Que vas-tu m’annoncer ?

HÉKABÈ.

La volonté unanime des Argiens est que tu sois tuée sur le tombeau par le fils du Pèléide.

POLYXÉNÈ.

Hélas sur moi ! Parle, mère, explique-moi ce malheur horrible.

HÉKABÈ.

Enfant, je te dis une nouvelle affreuse.

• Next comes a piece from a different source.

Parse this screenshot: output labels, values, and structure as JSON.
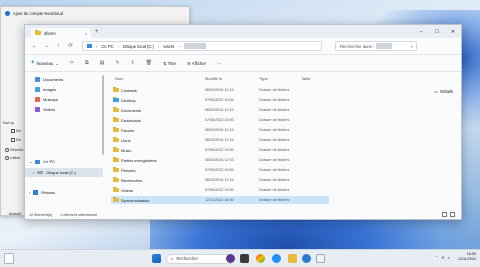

On m’annonce le suffrage des Argiens contre ton âme.

POLYXÉNÈ.

Ô mère qui as souffert tant de maux cruels, ô très malheureuse mère dont la vie est lamentable, quelle calamité très amère et inexprimable un Daimôn soulève-t-il encore contre toi ? Ton enfant ne t’appartient plus ; je ne partagerai plus ta servitude ni les misères de ta vieillesse ! Et tu me verras, malheureuse ! telle qu’un petit fauve nourri sur les montagnes, telle qu’une triste génisse, arrachée de tes mains, égorgée, envoyée vers Aidès, sous la terre noire où je serai couchée avec les morts. Et c’est toi que je pleure avec des gémissements lamentables, ô mère malheureuse ! Et je ne pleure point ma vie qui n’est qu’opprobre et misère ; car mourir m’est une plus grande félicité !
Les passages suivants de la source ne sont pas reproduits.